Tutorial: Smartphone Marketing – What’s in a Name?
Want to run your own text analysis in Displayr? This is how we analyzed the web pages of different smartphone models to find out what the data reveals about their marketing.
Make sure you read our blog post What’s in a Name? A Data Science Analysis of Smartphone Marketing before reading on!
Creating the first table
Add your data as a dataset in Displayr. In the Data Sets section on the left, click Insert a Data Set. You can then drag and drop your data, select a file from your computer, or use another source such as a website. My dataset was in an Excel spreadsheet, so I imported that file and Displayr split it into variables for me. From here, there are two ways to create a table. The easiest way is to drag and drop the data onto the document. You can also click Insert > Paste Table or Enter Table to enter the data manually or paste it from a spreadsheet.
Once we've inserted the data into Displayr, we want to analyze it. In this instance, I wanted to know the most common words which were used on each of the three web pages. To run text analysis, go to Insert > More > Text Analysis > Setup Text Analysis and drag and drop the dataset you want to analyze. Press Calculate.
As you can see, we've made a table that shows the words most frequently used on the page for the iPhone X. But it's very short. This is because it only displays words which are mentioned at least 5 times. Since our sample size is quite small, I want to display words which are used at least 3 times. To do this, change the Minimum Frequency under Inputs to 3 (or whatever you want).
Now we have 24 entries instead of 8. We now need to remove a few words that are irrelevant for our analysis. Displayr automatically discounts words like "the", "and", "is", and "to." In this table, we can see that "000" was used 3 times. This is in the context of large numbers, such as 1,000,000. This is obviously not useful, so we want to remove it from the table. To do this, under the Inputs section, we can type words or phrases we want to remove in the Remove words/phrases bar, separated by commas. We're also going to remove "cent", which is used in the context of "per cent". This leaves us with the 22 words which are used 3 or more times, organized by frequency. Repeat this process for each of the datasets.
Creating the word clouds
To create a word cloud, go to Insert > Charts > Word Cloud. Drag the dataset you want to visualize from the Data Sets menu, or paste or type your data in the spreadsheet under Inputs. Click Calculate to show your word cloud.

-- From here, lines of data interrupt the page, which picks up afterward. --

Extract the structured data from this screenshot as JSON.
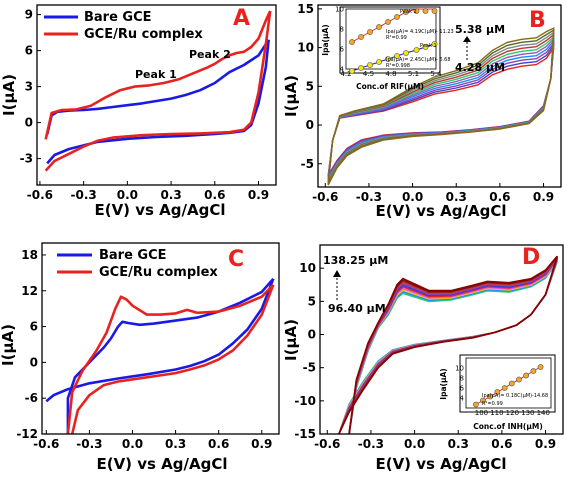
{
  "chart_data": [
    {
      "panel": "A",
      "type": "line",
      "xlabel": "E(V) vs Ag/AgCl",
      "ylabel": "I(µA)",
      "xlim": [
        -0.62,
        1.02
      ],
      "ylim": [
        -5.2,
        9.8
      ],
      "xticks": [
        -0.6,
        -0.3,
        0.0,
        0.3,
        0.6,
        0.9
      ],
      "xtick_labels": [
        "-0.6",
        "-0.3",
        "0.0",
        "0.3",
        "0.6",
        "0.9"
      ],
      "yticks": [
        -3,
        0,
        3,
        6,
        9
      ],
      "ytick_labels": [
        "-3",
        "0",
        "3",
        "6",
        "9"
      ],
      "legend": [
        "Bare GCE",
        "GCE/Ru complex"
      ],
      "legend_position": "top-left",
      "annotations": [
        "Peak 1",
        "Peak 2"
      ],
      "series": [
        {
          "name": "Bare GCE",
          "color": "#1a1ae6",
          "forward": [
            [
              -0.55,
              -1.0
            ],
            [
              -0.52,
              0.6
            ],
            [
              -0.48,
              0.9
            ],
            [
              -0.4,
              1.0
            ],
            [
              -0.3,
              1.05
            ],
            [
              -0.2,
              1.15
            ],
            [
              -0.1,
              1.3
            ],
            [
              0.0,
              1.45
            ],
            [
              0.1,
              1.6
            ],
            [
              0.2,
              1.8
            ],
            [
              0.3,
              2.0
            ],
            [
              0.4,
              2.3
            ],
            [
              0.5,
              2.7
            ],
            [
              0.6,
              3.3
            ],
            [
              0.7,
              4.2
            ],
            [
              0.8,
              4.8
            ],
            [
              0.9,
              5.6
            ],
            [
              0.97,
              6.9
            ]
          ],
          "reverse": [
            [
              0.97,
              6.9
            ],
            [
              0.95,
              4.6
            ],
            [
              0.9,
              1.6
            ],
            [
              0.85,
              -0.2
            ],
            [
              0.8,
              -0.7
            ],
            [
              0.7,
              -0.85
            ],
            [
              0.6,
              -0.95
            ],
            [
              0.4,
              -1.1
            ],
            [
              0.2,
              -1.2
            ],
            [
              0.0,
              -1.35
            ],
            [
              -0.2,
              -1.6
            ],
            [
              -0.3,
              -1.9
            ],
            [
              -0.4,
              -2.2
            ],
            [
              -0.5,
              -2.7
            ],
            [
              -0.55,
              -3.4
            ]
          ]
        },
        {
          "name": "GCE/Ru complex",
          "color": "#e8231f",
          "forward": [
            [
              -0.56,
              -1.4
            ],
            [
              -0.52,
              0.8
            ],
            [
              -0.45,
              1.05
            ],
            [
              -0.35,
              1.1
            ],
            [
              -0.25,
              1.4
            ],
            [
              -0.15,
              2.1
            ],
            [
              -0.05,
              2.7
            ],
            [
              0.05,
              3.0
            ],
            [
              0.15,
              3.1
            ],
            [
              0.25,
              3.3
            ],
            [
              0.35,
              3.6
            ],
            [
              0.45,
              4.1
            ],
            [
              0.55,
              4.6
            ],
            [
              0.6,
              4.9
            ],
            [
              0.65,
              5.3
            ],
            [
              0.7,
              5.6
            ],
            [
              0.75,
              5.8
            ],
            [
              0.8,
              5.9
            ],
            [
              0.85,
              6.3
            ],
            [
              0.9,
              7.0
            ],
            [
              0.95,
              8.5
            ],
            [
              0.98,
              9.3
            ]
          ],
          "reverse": [
            [
              0.98,
              9.3
            ],
            [
              0.95,
              6.5
            ],
            [
              0.9,
              2.5
            ],
            [
              0.85,
              0.0
            ],
            [
              0.8,
              -0.6
            ],
            [
              0.7,
              -0.8
            ],
            [
              0.5,
              -0.9
            ],
            [
              0.3,
              -0.95
            ],
            [
              0.1,
              -1.05
            ],
            [
              -0.1,
              -1.25
            ],
            [
              -0.2,
              -1.5
            ],
            [
              -0.3,
              -2.0
            ],
            [
              -0.4,
              -2.6
            ],
            [
              -0.5,
              -3.2
            ],
            [
              -0.56,
              -4.0
            ]
          ]
        }
      ]
    },
    {
      "panel": "B",
      "type": "line",
      "xlabel": "E(V) vs Ag/AgCl",
      "ylabel": "I(µA)",
      "xlim": [
        -0.65,
        1.02
      ],
      "ylim": [
        -8,
        15.5
      ],
      "xticks": [
        -0.6,
        -0.3,
        0.0,
        0.3,
        0.6,
        0.9
      ],
      "xtick_labels": [
        "-0.6",
        "-0.3",
        "0.0",
        "0.3",
        "0.6",
        "0.9"
      ],
      "yticks": [
        -5,
        0,
        5,
        10,
        15
      ],
      "ytick_labels": [
        "-5",
        "0",
        "5",
        "10",
        "15"
      ],
      "annotations": [
        "5.38 µM",
        "4.28 µM"
      ],
      "series_colors": [
        "#e8231f",
        "#4444cc",
        "#8e44ad",
        "#1a8cff",
        "#9b59b6",
        "#2ecc71",
        "#c0392b",
        "#7f8c8d",
        "#556b2f",
        "#8b6914"
      ],
      "concentrations_uM": [
        4.28,
        5.38
      ],
      "inset": {
        "xlabel": "Conc.of RIF(µM)",
        "ylabel": "Ipa(µA)",
        "xlim": [
          4.2,
          5.4
        ],
        "ylim": [
          4,
          10
        ],
        "xticks": [
          4.2,
          4.5,
          4.8,
          5.1,
          5.4
        ],
        "xtick_labels": [
          "4.2",
          "4.5",
          "4.8",
          "5.1",
          "5.4"
        ],
        "yticks": [
          4,
          6,
          8,
          10
        ],
        "ytick_labels": [
          "4",
          "6",
          "8",
          "10"
        ],
        "series": [
          {
            "name": "Peak 2",
            "equation": "Ipa(µA)= 4.19C(µM)- 11.23",
            "r2": "R²=0.99",
            "x": [
              4.28,
              4.4,
              4.52,
              4.64,
              4.76,
              4.88,
              5.0,
              5.14,
              5.26,
              5.38
            ],
            "y": [
              6.7,
              7.2,
              7.7,
              8.2,
              8.7,
              9.2,
              9.7,
              10.3,
              10.8,
              11.3
            ]
          },
          {
            "name": "Peak 1",
            "equation": "Ipa(µA)= 2.45C(µM)- 6.68",
            "r2": "R²=0.998",
            "x": [
              4.28,
              4.4,
              4.52,
              4.64,
              4.76,
              4.88,
              5.0,
              5.14,
              5.26,
              5.38
            ],
            "y": [
              3.8,
              4.1,
              4.4,
              4.7,
              5.0,
              5.3,
              5.6,
              5.9,
              6.2,
              6.5
            ]
          }
        ]
      }
    },
    {
      "panel": "C",
      "type": "line",
      "xlabel": "E(V) vs Ag/AgCl",
      "ylabel": "I(µA)",
      "xlim": [
        -0.63,
        1.02
      ],
      "ylim": [
        -12,
        20
      ],
      "xticks": [
        -0.6,
        -0.3,
        0.0,
        0.3,
        0.6,
        0.9
      ],
      "xtick_labels": [
        "-0.6",
        "-0.3",
        "0.0",
        "0.3",
        "0.6",
        "0.9"
      ],
      "yticks": [
        -12,
        -6,
        0,
        6,
        12,
        18
      ],
      "ytick_labels": [
        "-12",
        "-6",
        "0",
        "6",
        "12",
        "18"
      ],
      "legend": [
        "Bare GCE",
        "GCE/Ru complex"
      ],
      "legend_position": "top-left",
      "series": [
        {
          "name": "Bare GCE",
          "color": "#1a1ae6",
          "forward": [
            [
              -0.45,
              -12
            ],
            [
              -0.45,
              -6
            ],
            [
              -0.4,
              -2.5
            ],
            [
              -0.3,
              0.0
            ],
            [
              -0.2,
              2.5
            ],
            [
              -0.15,
              4.0
            ],
            [
              -0.1,
              6.0
            ],
            [
              -0.07,
              6.8
            ],
            [
              -0.03,
              6.6
            ],
            [
              0.05,
              6.3
            ],
            [
              0.15,
              6.5
            ],
            [
              0.3,
              7.0
            ],
            [
              0.45,
              7.5
            ],
            [
              0.6,
              8.5
            ],
            [
              0.75,
              10.0
            ],
            [
              0.9,
              11.8
            ],
            [
              0.98,
              14.0
            ]
          ],
          "reverse": [
            [
              0.98,
              14.0
            ],
            [
              0.9,
              9.0
            ],
            [
              0.8,
              5.5
            ],
            [
              0.7,
              3.2
            ],
            [
              0.6,
              1.3
            ],
            [
              0.5,
              0.2
            ],
            [
              0.4,
              -0.6
            ],
            [
              0.3,
              -1.2
            ],
            [
              0.1,
              -2.0
            ],
            [
              -0.1,
              -2.7
            ],
            [
              -0.3,
              -3.5
            ],
            [
              -0.45,
              -4.5
            ],
            [
              -0.55,
              -5.5
            ],
            [
              -0.6,
              -6.5
            ]
          ]
        },
        {
          "name": "GCE/Ru complex",
          "color": "#e8231f",
          "forward": [
            [
              -0.45,
              -12
            ],
            [
              -0.42,
              -5.0
            ],
            [
              -0.35,
              -1.5
            ],
            [
              -0.25,
              2.0
            ],
            [
              -0.18,
              5.0
            ],
            [
              -0.12,
              9.0
            ],
            [
              -0.08,
              11.0
            ],
            [
              -0.04,
              10.5
            ],
            [
              0.0,
              9.5
            ],
            [
              0.1,
              8.0
            ],
            [
              0.2,
              8.0
            ],
            [
              0.3,
              8.2
            ],
            [
              0.38,
              8.8
            ],
            [
              0.45,
              8.3
            ],
            [
              0.6,
              8.5
            ],
            [
              0.75,
              9.5
            ],
            [
              0.9,
              11.0
            ],
            [
              0.98,
              13.0
            ]
          ],
          "reverse": [
            [
              0.98,
              13.0
            ],
            [
              0.9,
              8.0
            ],
            [
              0.8,
              4.5
            ],
            [
              0.7,
              2.0
            ],
            [
              0.6,
              0.5
            ],
            [
              0.5,
              -0.5
            ],
            [
              0.4,
              -1.2
            ],
            [
              0.3,
              -1.8
            ],
            [
              0.1,
              -2.5
            ],
            [
              -0.1,
              -3.2
            ],
            [
              -0.2,
              -3.8
            ],
            [
              -0.3,
              -5.5
            ],
            [
              -0.38,
              -8.0
            ],
            [
              -0.42,
              -12
            ]
          ]
        }
      ]
    },
    {
      "panel": "D",
      "type": "line",
      "xlabel": "E(V) vs Ag/AgCl",
      "ylabel": "I(µA)",
      "xlim": [
        -0.65,
        1.02
      ],
      "ylim": [
        -15,
        13.5
      ],
      "xticks": [
        -0.6,
        -0.3,
        0.0,
        0.3,
        0.6,
        0.9
      ],
      "xtick_labels": [
        "-0.6",
        "-0.3",
        "0.0",
        "0.3",
        "0.6",
        "0.9"
      ],
      "yticks": [
        -15,
        -10,
        -5,
        0,
        5,
        10
      ],
      "ytick_labels": [
        "-15",
        "-10",
        "-5",
        "0",
        "5",
        "10"
      ],
      "annotations": [
        "138.25 µM",
        "96.40 µM"
      ],
      "series_colors": [
        "#2ecc71",
        "#1a8cff",
        "#f1c40f",
        "#e056fd",
        "#e8231f",
        "#3b3bdc",
        "#8e44ad",
        "#c0392b",
        "#7b1010",
        "#8b0000"
      ],
      "concentrations_uM": [
        96.4,
        138.25
      ],
      "inset": {
        "xlabel": "Conc.of INH(µM)",
        "ylabel": "Ipa(µA)",
        "xlim": [
          90,
          145
        ],
        "ylim": [
          2,
          12
        ],
        "xticks": [
          100,
          110,
          120,
          130,
          140
        ],
        "xtick_labels": [
          "100",
          "110",
          "120",
          "130",
          "140"
        ],
        "yticks": [
          4,
          6,
          8,
          10
        ],
        "ytick_labels": [
          "4",
          "6",
          "8",
          "10"
        ],
        "equation": "Ipa(µA)= 0.18C(µM)-14.68",
        "r2": "R²=0.99",
        "points": {
          "x": [
            96.4,
            101.0,
            105.7,
            110.3,
            115.0,
            119.6,
            124.3,
            128.9,
            133.6,
            138.25
          ],
          "y": [
            2.7,
            3.5,
            4.3,
            5.2,
            6.0,
            6.9,
            7.7,
            8.5,
            9.4,
            10.2
          ]
        }
      }
    }
  ]
}
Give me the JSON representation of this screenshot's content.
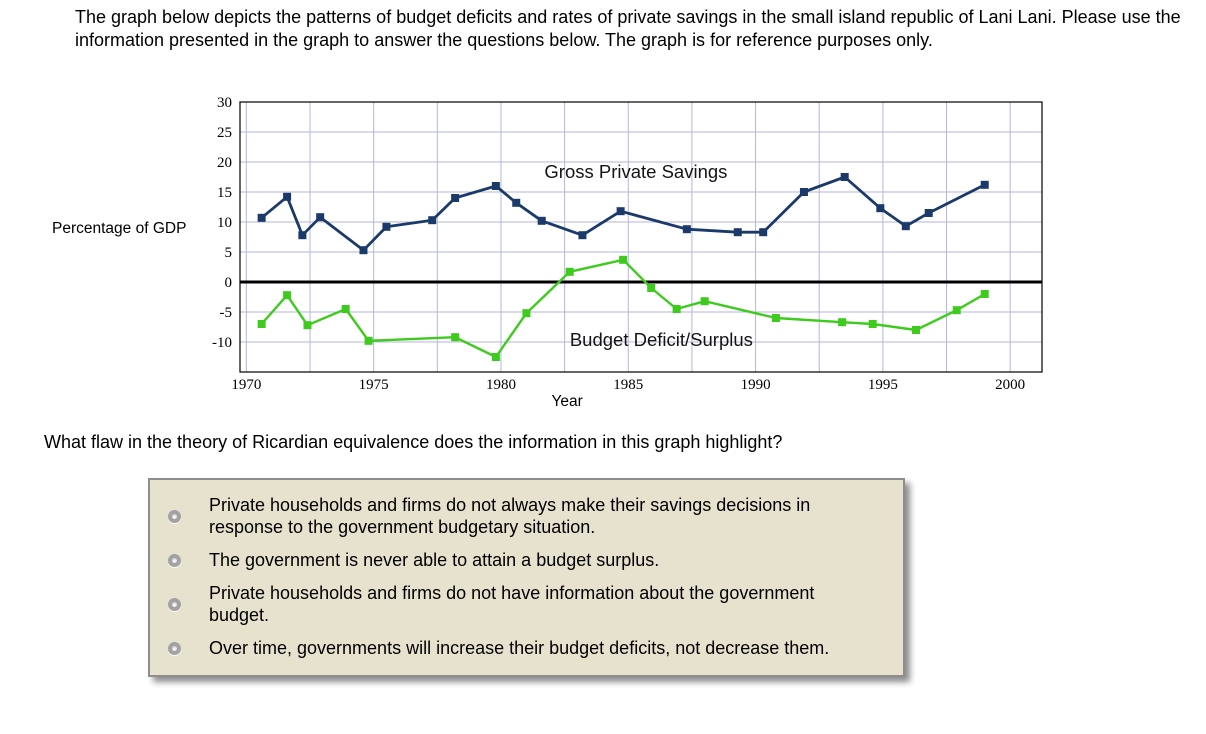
{
  "intro": {
    "text": "The graph below depicts the patterns of budget deficits and rates of private savings in the small island republic of Lani Lani. Please use the information presented in the graph to answer the questions below. The graph is for reference purposes only."
  },
  "question": {
    "text": "What flaw in the theory of Ricardian equivalence does the information in this graph highlight?"
  },
  "options": [
    {
      "label": "Private households and firms do not always make their savings decisions in response to the government budgetary situation."
    },
    {
      "label": "The government is never able to attain a budget surplus."
    },
    {
      "label": "Private households and firms do not have information about the government budget."
    },
    {
      "label": "Over time, governments will increase their budget deficits, not decrease them."
    }
  ],
  "chart_data": {
    "type": "line",
    "title": "",
    "xlabel": "Year",
    "ylabel": "Percentage of GDP",
    "xlim": [
      1969.75,
      2001.25
    ],
    "ylim": [
      -15,
      30
    ],
    "x_ticks": [
      1970,
      1975,
      1980,
      1985,
      1990,
      1995,
      2000
    ],
    "y_ticks": [
      30,
      25,
      20,
      15,
      10,
      5,
      0,
      -5,
      -10
    ],
    "x_grid_step": 2.5,
    "grid": true,
    "grid_color": "#b3b6de",
    "zero_line": true,
    "zero_line_color": "#000000",
    "xlabel_x": 1982.6,
    "ylabel_y": 9,
    "series": [
      {
        "name": "Gross Private Savings",
        "color": "#1b3a6a",
        "line_width": 2.8,
        "label_x": 1985.3,
        "label_y": 17.3,
        "points": [
          [
            1970.6,
            10.7
          ],
          [
            1971.6,
            14.2
          ],
          [
            1972.2,
            7.8
          ],
          [
            1972.9,
            10.8
          ],
          [
            1974.6,
            5.3
          ],
          [
            1975.5,
            9.2
          ],
          [
            1977.3,
            10.3
          ],
          [
            1978.2,
            14.0
          ],
          [
            1979.8,
            16.0
          ],
          [
            1980.6,
            13.2
          ],
          [
            1981.6,
            10.2
          ],
          [
            1983.2,
            7.8
          ],
          [
            1984.7,
            11.8
          ],
          [
            1987.3,
            8.8
          ],
          [
            1989.3,
            8.3
          ],
          [
            1990.3,
            8.3
          ],
          [
            1991.9,
            15.0
          ],
          [
            1993.5,
            17.5
          ],
          [
            1994.9,
            12.3
          ],
          [
            1995.9,
            9.3
          ],
          [
            1996.8,
            11.5
          ],
          [
            1999.0,
            16.2
          ]
        ]
      },
      {
        "name": "Budget Deficit/Surplus",
        "color": "#3ecb1e",
        "line_width": 2.4,
        "label_x": 1986.3,
        "label_y": -10.7,
        "points": [
          [
            1970.6,
            -7.0
          ],
          [
            1971.6,
            -2.2
          ],
          [
            1972.4,
            -7.2
          ],
          [
            1973.9,
            -4.5
          ],
          [
            1974.8,
            -9.8
          ],
          [
            1978.2,
            -9.2
          ],
          [
            1979.8,
            -12.5
          ],
          [
            1981.0,
            -5.2
          ],
          [
            1982.7,
            1.7
          ],
          [
            1984.8,
            3.7
          ],
          [
            1985.9,
            -1.0
          ],
          [
            1986.9,
            -4.5
          ],
          [
            1988.0,
            -3.2
          ],
          [
            1990.8,
            -6.0
          ],
          [
            1993.4,
            -6.7
          ],
          [
            1994.6,
            -7.0
          ],
          [
            1996.3,
            -8.0
          ],
          [
            1997.9,
            -4.7
          ],
          [
            1999.0,
            -2.0
          ]
        ]
      }
    ]
  }
}
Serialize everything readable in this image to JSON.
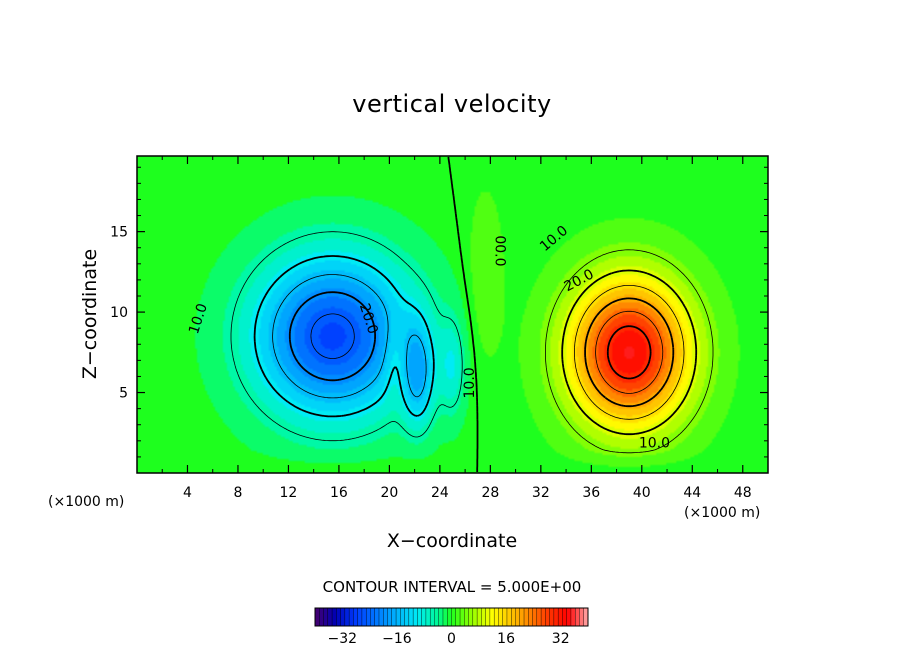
{
  "chart_data": {
    "type": "heatmap",
    "title": "vertical velocity",
    "xlabel": "X−coordinate",
    "ylabel": "Z−coordinate",
    "x_unit": "(×1000 m)",
    "y_unit": "(×1000 m)",
    "xlim": [
      0,
      50
    ],
    "ylim": [
      0,
      19.7
    ],
    "x_ticks": [
      4,
      8,
      12,
      16,
      20,
      24,
      28,
      32,
      36,
      40,
      44,
      48
    ],
    "y_ticks": [
      5,
      10,
      15
    ],
    "contour_interval_text": "CONTOUR INTERVAL = 5.000E+00",
    "contour_interval": 5,
    "colorbar": {
      "range": [
        -40,
        40
      ],
      "ticks": [
        -32,
        -16,
        0,
        16,
        32
      ],
      "tick_labels": [
        "−32",
        "−16",
        "0",
        "16",
        "32"
      ]
    },
    "cells": [
      {
        "name": "downdraft",
        "center_x": 15.5,
        "center_z": 8.5,
        "peak": -27
      },
      {
        "name": "updraft",
        "center_x": 39,
        "center_z": 7.5,
        "peak": 34
      }
    ],
    "contour_labels": [
      {
        "text": "10.0",
        "x": 4.8,
        "z": 9.6,
        "angle": -72
      },
      {
        "text": "20.0",
        "x": 18.4,
        "z": 9.6,
        "angle": 72
      },
      {
        "text": "10.0",
        "x": 26.3,
        "z": 5.6,
        "angle": -90
      },
      {
        "text": "00.0",
        "x": 28.8,
        "z": 13.8,
        "angle": 90
      },
      {
        "text": "10.0",
        "x": 33.0,
        "z": 14.6,
        "angle": -40
      },
      {
        "text": "20.0",
        "x": 35.0,
        "z": 12.0,
        "angle": -28
      },
      {
        "text": "10.0",
        "x": 41.0,
        "z": 1.9,
        "angle": 0
      }
    ]
  }
}
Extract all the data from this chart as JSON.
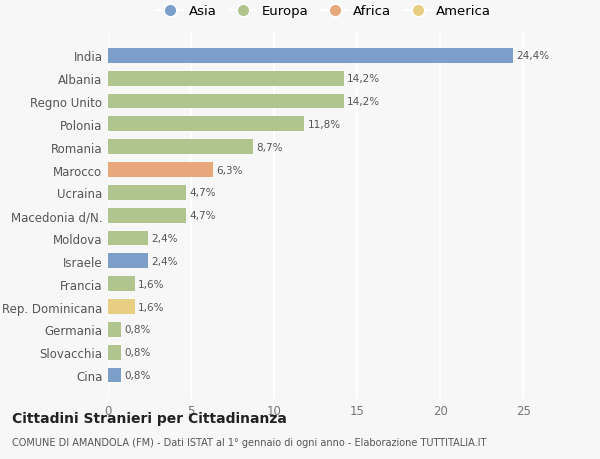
{
  "countries": [
    "India",
    "Albania",
    "Regno Unito",
    "Polonia",
    "Romania",
    "Marocco",
    "Ucraina",
    "Macedonia d/N.",
    "Moldova",
    "Israele",
    "Francia",
    "Rep. Dominicana",
    "Germania",
    "Slovacchia",
    "Cina"
  ],
  "values": [
    24.4,
    14.2,
    14.2,
    11.8,
    8.7,
    6.3,
    4.7,
    4.7,
    2.4,
    2.4,
    1.6,
    1.6,
    0.8,
    0.8,
    0.8
  ],
  "labels": [
    "24,4%",
    "14,2%",
    "14,2%",
    "11,8%",
    "8,7%",
    "6,3%",
    "4,7%",
    "4,7%",
    "2,4%",
    "2,4%",
    "1,6%",
    "1,6%",
    "0,8%",
    "0,8%",
    "0,8%"
  ],
  "continents": [
    "Asia",
    "Europa",
    "Europa",
    "Europa",
    "Europa",
    "Africa",
    "Europa",
    "Europa",
    "Europa",
    "Asia",
    "Europa",
    "America",
    "Europa",
    "Europa",
    "Asia"
  ],
  "continent_colors": {
    "Asia": "#7b9fc9",
    "Europa": "#b0c48e",
    "Africa": "#e8a87c",
    "America": "#e8ce82"
  },
  "legend_order": [
    "Asia",
    "Europa",
    "Africa",
    "America"
  ],
  "background_color": "#f7f7f7",
  "title": "Cittadini Stranieri per Cittadinanza",
  "subtitle": "COMUNE DI AMANDOLA (FM) - Dati ISTAT al 1° gennaio di ogni anno - Elaborazione TUTTITALIA.IT",
  "xlim": [
    0,
    26
  ],
  "xticks": [
    0,
    5,
    10,
    15,
    20,
    25
  ]
}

Now to clean it up! The first thing to do is to remove any irrelevant words, the same way we did for the word frequency table. You can do this by dragging the word you want to delete to the Ignore tab on the right side of the word cloud. I'm going to delete "000", "It's", "Just", "per", "cent", "that's", and "instead" from our word cloud.
Now, I want to combine some of the words - for example, we can see that "iPhone" and "X" appear as separate words in the cloud. When we click on "X" in the cloud, we can see that it only ever appears following "iPhone". To combine them, drag "X" onto "iPhone". This is essentially telling Displayr that "iPhone" and "iPhone X" are synonyms.
We can also create phrases in our word cloud. For example, "Face" and "ID" appear as separate words, but the only context in which the word "ID" appears is in the phrase "Face ID". To add this as a phrase, click on "ID" and type in "Face ID" as the new phrase. This will change the word cloud.
That's how we created our word clouds!